Dan J Kroll
Inside AMC with Dan Kroll
Going Back to Our Roots
by June 199

While I'm the self-professed Guru of The AMC Pages, I haven't been watching All My Children nearly as long as many of the users of the site. Because of this it's slightly more difficult for me to appreciate the nearly thirty years of history as someone who has watch the show from day one.

Michael Nader will not be re-signing his contract with AMC when it expires later this year. For me, this is especially painful because Dimitri was introduced only a few weeks into my viewing experience. If you recall, that was at the time that Natalie had been thrown down the well. Believe it or not, that storyline is what hooked me. I had originally tuned in to see how my schoolmates, Irene Ng, was going to do on the show. Irene played the original An-Li Chen. If you blinked, you just about missed her, but nevertheless I kept tuning in to see if Natalie was ever going to get out of the well.

One of the complaints I hear most frequently from viewers that that the core families seem to be deteriorating or at least losing their prominence on the show. In just the eight years that I have been watching AMC, I would say that most of the actors currently on the show were not around when I first started watching. So I can imagine how things must have changed since some of you started watching! Believe it or not this phenomenon is not exclusive to AMC. As The World Turns is also going through the same changes. Felicia Minei Behr, a former AMC executive producer, and Lorraine Broderick, a former AMC head writer, were teamed up over at ATWT. Both signed on and promised the fans that they would not lose focus and forget about the established characters. As it turns out, many viewers were disappointed when new character after new character joined the cast and the old familiars were suddenly gone.

This is not to say that I am opposed to new characters. In fact, many of the characters currently on the show are very appealing and entertaining. Adrian, Gillian, and Vanessa are all very easy to watch and I hope that they'll be around for a long time. There have been other characters in the not-so-distant past that had plenty of potential, but for some reason the writers simply dropped the ball. I think that failure to create depth in these characters is hurting new character's credibility.

When the Who Killed Will? storyline ended, several characters were suddenly sent out of town. Galen Henderson and Dr. Stephen Hamil had barely gotten their feet wet in the swimming pool that is Pine Valley. Even before that, Emily Ann Sago was placed in a mental institution because she went off the deep end and thought she was pregnant when she really wasn't. There was also another character on at the same time---involved in the same storyline---who also left before I even got to know her name. Angelique Marick was shipped off to New England after she came to the realization that she and Dimitri could never be an item.
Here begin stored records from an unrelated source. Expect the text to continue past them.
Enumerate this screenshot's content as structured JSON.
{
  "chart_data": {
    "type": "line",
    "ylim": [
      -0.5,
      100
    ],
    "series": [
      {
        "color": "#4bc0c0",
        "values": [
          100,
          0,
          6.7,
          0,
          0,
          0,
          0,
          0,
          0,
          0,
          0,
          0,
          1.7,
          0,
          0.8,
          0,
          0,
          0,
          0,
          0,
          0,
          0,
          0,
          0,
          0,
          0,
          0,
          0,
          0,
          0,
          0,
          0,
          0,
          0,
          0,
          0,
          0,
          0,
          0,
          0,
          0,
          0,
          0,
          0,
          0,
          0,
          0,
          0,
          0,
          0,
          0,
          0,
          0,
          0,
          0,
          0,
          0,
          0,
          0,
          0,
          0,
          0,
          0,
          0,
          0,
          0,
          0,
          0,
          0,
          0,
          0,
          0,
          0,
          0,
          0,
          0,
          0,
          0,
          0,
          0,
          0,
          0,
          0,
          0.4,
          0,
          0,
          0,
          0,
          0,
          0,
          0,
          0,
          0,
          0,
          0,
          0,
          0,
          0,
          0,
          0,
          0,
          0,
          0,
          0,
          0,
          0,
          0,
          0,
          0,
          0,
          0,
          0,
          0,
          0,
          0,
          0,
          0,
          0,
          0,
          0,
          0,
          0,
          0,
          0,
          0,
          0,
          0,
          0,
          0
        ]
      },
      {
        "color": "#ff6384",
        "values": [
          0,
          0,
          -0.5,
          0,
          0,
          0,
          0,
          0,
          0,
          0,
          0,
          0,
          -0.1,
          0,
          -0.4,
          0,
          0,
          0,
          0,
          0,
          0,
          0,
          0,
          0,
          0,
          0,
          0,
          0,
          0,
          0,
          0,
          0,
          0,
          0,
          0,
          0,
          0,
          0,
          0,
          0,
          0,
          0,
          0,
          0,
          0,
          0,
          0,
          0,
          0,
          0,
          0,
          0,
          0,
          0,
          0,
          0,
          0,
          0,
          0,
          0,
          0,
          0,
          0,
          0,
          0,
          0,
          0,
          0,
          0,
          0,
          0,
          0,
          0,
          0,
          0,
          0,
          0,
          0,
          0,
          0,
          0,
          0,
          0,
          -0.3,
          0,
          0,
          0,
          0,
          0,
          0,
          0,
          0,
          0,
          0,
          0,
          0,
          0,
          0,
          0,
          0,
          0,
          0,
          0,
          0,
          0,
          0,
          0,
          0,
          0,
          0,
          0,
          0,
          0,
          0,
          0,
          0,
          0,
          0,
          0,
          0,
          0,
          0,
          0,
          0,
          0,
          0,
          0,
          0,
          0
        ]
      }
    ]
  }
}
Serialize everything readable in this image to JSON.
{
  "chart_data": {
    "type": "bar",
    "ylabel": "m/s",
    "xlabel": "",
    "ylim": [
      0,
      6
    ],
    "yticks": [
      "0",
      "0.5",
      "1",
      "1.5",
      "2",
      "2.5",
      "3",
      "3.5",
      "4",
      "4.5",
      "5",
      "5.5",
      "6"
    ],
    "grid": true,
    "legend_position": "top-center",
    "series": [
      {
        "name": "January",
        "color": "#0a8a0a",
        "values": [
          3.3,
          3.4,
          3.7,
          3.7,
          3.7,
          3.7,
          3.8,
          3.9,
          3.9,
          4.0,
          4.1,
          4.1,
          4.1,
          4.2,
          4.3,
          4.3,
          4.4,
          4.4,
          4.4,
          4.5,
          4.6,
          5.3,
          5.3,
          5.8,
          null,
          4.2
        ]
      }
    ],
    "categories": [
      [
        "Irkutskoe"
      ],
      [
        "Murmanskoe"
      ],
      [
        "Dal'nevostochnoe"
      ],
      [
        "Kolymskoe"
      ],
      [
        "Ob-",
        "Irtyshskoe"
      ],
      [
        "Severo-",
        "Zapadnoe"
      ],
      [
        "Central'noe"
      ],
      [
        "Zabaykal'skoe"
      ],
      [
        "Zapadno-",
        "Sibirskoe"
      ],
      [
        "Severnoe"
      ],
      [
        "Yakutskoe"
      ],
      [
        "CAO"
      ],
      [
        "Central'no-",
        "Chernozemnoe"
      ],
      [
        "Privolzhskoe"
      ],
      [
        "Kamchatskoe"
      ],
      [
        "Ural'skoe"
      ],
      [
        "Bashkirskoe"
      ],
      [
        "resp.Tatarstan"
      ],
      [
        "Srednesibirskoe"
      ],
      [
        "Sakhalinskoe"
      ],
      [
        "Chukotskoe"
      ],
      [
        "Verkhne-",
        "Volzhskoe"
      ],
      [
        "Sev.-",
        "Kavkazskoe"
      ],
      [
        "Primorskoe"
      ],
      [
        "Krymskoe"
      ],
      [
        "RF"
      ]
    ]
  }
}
The entire Frye family just vanished after Livia and Tom got married. Skye Chandler swapped paternity test results and was forced to flee the country. Meanwhile, other characters commit for more serious crimes and are allowed to roam free. Camille Hawkins was blown to smithereens when viewers thumbed their noses at the idea of Camille and Tad having a romantic relationship. Christine Montgomery was brought back from the dead, but she might as well have stayed there. Viewers barely got to know her before she was admitting to a past as a con artist, accused an innocent man of rape, and had a failed romance with another leading man---Edmund. Braden Lavery was an easy scapegoat for the sexual assault and after less than a year on the show; he too had to flee the country.

I've been reformatting some of the pages here on the site and taking a very close look at some of the family trees. I'm amazed at how many of the former Pine Valley residents I've never gotten to know. Mike Roy was brought back recently and I got the chance to know a little more about him, but others will probably never resurface. And that's a shame. I have the 25th Anniversary special that aired on ABC a few years back on videotape. I watched it the other month when I wasn't feeling well and again, there were so many faces that I couldn't identify; Rampals, Cudahys, Chandlers, and Cortlandts that I'll never get to meet.

With so many failed new characters signing on, it might be time for the writers to scan the family trees themselves. So many characters have left town while still yielding so much promise and potential. The future of any soap opera depends upon new blood, but turning a deaf ear to the past is like abandoning memories and forgetting about the roots of the show---roots that made AMC a number one soap.